McCoy v. McCoy, No. 08-23-00119-CV, 2023 WL 5508828 (Tex. App.—El Paso Aug. 25, 2023, no pet. h.).


Texas Citizens Participation Act

The trust beneficiaries provided written notice to the trustee that they opposed the trustee’s asserting a cause of action against a party who is not a beneficiary of the trust (the co-trustee who is the beneficiaries’ mother and the trustee’s ex-wife). Under Trust Code § 113.028, the trustee is then prohibited from prosecuting or asserting the claim. Nonetheless, the trustee continued to do so causing the beneficiaries to sue the trustee for damages including court costs and legal fees for continuing with the claim. The trustee then moved to dismiss this suit based on the Texas Citizens Participation Act and the trustee’s right to petition. Because the probate court did not timely rule on the trustee’s motion, it was overruled by operation of law and the trustee appealed.

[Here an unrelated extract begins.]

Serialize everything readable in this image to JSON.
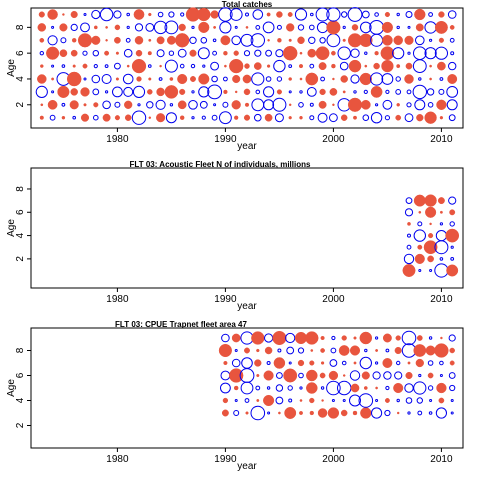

The El Paso Court of Appeals held that “the TCPA does not apply to claims brought by trust beneficiaries for violations of section 113.028 of the Texas Trust Code.” Id. at*2. The court explained that the statute itself provides specific limitations on the trustee’s petitioning rights. The Trust Code and the TCPA must be read together and the court presumes that the TCPA was not designed to “undermine or override” the Trust Code. Id. at *8. Accordingly, the trustee’s motion to dismiss is denied and the beneficiaries’ suit may continue.

Moral:  The TCPA does not apply to Trust Code § 113.028 claims.